The American satellite company Intelsat and the Luxembourg operator SES have stopped negotiations on a possible merger of their businesses. These negotiations continued for several months.
US satellite giant Intelsat has pulled out of merger talks with its Luxembourg rival CNBC. This was reported by the television company CNBC.
Intelsat decided to terminate negotiations after disagreements with SES regarding the vision of business priorities. In addition, there was no clear understanding of whether the merger would generate more value than if Intelsat continued operating as a standalone company, a source familiar with the matter told CNBC.
SES said in a statement that the merger talks ended after the company concluded that “it cannot be certain that the transaction will go through.”
As previously reported, the merger would create a combined US and European business valued at over $10 billion.
Both companies are under increasing pressure as the satellite market shifts away from video content towards data services, which has led to rapid consolidation in the sector. Elon Musk’s SpaceX has changed the market the most as its Starlink business has grown to over 1.5 million customers in less than three years since the service debuted.

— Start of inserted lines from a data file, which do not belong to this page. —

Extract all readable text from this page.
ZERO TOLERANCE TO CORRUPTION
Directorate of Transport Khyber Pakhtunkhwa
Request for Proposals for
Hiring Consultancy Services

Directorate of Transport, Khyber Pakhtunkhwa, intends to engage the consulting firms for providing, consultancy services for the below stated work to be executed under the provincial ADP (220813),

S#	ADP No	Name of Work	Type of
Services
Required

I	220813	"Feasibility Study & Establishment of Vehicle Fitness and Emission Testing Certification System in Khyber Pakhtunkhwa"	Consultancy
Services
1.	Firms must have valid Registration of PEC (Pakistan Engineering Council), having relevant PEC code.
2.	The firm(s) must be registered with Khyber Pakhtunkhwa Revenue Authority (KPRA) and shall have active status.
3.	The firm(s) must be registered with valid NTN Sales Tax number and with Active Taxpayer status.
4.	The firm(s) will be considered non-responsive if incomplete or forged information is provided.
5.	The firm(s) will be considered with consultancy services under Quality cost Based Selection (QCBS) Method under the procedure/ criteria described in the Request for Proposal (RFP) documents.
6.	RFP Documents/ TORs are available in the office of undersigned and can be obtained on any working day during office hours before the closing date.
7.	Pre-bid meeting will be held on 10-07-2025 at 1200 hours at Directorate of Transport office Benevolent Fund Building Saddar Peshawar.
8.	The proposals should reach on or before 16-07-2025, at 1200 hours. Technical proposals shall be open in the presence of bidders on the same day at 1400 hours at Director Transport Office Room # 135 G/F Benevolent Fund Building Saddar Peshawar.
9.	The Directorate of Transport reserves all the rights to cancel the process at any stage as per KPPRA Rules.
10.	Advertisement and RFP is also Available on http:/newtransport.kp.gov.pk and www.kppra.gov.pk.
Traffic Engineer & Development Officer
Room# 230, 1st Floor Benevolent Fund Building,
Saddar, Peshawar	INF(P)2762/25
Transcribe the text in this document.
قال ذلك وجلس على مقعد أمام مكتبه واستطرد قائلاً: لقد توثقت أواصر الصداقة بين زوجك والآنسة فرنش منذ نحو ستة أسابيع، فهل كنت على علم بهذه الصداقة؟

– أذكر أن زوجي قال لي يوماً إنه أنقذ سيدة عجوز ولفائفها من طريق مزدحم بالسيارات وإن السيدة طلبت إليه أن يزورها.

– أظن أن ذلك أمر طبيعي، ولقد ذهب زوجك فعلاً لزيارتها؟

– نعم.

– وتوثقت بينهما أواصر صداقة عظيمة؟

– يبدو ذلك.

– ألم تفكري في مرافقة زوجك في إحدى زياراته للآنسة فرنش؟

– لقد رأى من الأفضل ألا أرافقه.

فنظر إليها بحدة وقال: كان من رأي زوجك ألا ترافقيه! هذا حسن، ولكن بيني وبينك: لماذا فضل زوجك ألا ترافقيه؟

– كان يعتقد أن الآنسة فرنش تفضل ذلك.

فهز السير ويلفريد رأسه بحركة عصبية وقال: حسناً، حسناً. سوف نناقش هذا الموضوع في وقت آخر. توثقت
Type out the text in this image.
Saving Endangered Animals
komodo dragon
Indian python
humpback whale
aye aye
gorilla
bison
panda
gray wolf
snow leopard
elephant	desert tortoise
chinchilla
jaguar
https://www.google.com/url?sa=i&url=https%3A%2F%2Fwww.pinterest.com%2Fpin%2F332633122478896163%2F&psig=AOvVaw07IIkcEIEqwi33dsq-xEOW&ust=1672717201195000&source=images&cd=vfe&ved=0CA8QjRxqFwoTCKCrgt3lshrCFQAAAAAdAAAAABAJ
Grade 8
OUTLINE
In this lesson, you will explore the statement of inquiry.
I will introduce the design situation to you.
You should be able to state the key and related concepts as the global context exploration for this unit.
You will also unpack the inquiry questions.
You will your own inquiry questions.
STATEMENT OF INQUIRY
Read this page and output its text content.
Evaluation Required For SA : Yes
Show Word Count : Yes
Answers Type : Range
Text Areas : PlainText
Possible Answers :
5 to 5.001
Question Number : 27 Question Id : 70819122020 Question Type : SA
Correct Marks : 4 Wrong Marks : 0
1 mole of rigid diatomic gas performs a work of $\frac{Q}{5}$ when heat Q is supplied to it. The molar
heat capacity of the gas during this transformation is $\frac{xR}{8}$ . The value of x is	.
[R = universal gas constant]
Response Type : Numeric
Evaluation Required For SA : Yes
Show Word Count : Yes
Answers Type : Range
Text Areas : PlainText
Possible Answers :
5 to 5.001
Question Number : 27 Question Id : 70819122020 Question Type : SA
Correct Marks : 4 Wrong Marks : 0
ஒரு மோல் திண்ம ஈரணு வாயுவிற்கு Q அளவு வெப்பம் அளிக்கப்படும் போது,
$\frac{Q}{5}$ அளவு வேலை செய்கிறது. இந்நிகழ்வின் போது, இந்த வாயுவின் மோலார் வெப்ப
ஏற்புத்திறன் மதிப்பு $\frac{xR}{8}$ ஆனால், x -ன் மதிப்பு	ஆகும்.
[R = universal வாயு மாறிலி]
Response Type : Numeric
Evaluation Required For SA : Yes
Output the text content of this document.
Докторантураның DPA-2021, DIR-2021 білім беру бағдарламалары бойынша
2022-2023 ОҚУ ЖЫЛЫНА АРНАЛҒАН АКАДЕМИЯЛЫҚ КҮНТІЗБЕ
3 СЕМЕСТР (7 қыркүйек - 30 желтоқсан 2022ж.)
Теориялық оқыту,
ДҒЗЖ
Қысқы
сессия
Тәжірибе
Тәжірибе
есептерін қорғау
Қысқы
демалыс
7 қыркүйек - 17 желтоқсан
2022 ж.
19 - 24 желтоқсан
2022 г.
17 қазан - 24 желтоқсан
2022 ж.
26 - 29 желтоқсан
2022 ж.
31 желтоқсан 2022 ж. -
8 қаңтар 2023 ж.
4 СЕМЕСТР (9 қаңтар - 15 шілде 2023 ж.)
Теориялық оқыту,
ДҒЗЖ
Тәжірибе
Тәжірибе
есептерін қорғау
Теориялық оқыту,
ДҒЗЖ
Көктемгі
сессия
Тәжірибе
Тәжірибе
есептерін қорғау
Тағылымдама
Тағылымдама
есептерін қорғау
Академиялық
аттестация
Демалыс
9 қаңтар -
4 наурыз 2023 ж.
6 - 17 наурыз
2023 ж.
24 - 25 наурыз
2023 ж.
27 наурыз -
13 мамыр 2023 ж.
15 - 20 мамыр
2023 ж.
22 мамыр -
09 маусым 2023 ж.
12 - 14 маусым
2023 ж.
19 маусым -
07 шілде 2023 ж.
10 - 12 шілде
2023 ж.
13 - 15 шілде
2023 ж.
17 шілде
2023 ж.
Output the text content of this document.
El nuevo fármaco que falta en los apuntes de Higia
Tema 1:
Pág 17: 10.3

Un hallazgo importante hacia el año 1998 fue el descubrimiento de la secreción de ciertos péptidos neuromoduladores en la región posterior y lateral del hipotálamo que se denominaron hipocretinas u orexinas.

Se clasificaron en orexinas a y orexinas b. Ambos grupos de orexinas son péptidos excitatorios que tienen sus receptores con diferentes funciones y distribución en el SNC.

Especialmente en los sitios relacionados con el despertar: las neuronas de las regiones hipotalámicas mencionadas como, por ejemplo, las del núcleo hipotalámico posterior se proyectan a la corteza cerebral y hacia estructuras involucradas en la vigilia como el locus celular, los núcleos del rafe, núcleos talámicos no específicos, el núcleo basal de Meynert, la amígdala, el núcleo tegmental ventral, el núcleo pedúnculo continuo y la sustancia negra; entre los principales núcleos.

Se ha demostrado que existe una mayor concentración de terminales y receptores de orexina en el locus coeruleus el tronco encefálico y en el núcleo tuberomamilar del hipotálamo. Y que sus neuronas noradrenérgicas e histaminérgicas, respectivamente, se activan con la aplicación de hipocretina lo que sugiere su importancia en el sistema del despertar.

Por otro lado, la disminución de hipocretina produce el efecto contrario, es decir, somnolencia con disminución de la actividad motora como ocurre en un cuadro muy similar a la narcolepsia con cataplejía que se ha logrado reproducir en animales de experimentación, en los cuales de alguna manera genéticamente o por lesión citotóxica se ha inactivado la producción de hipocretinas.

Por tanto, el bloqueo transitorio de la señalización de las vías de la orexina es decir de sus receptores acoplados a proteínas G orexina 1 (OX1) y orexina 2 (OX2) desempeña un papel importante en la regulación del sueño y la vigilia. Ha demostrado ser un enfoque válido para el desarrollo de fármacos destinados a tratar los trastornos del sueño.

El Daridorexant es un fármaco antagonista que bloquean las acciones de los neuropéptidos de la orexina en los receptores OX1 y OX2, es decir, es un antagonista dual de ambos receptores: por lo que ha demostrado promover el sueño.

The collapse of the merger talks came shortly after SES announced that its CEO, Steve Kollar, would step down at the end of this month. The move came as a surprise to the space industry, as Kollar’s career at SES has spanned more than 20 years.
Last July, the French satellite company Eutelsat announced the start of merger talks with the British company OneWeb. The purpose of this merger is to challenge companies like Elon Musk’s SpaceX with its Starlink project and Amazon.com with its Project Kuiper program.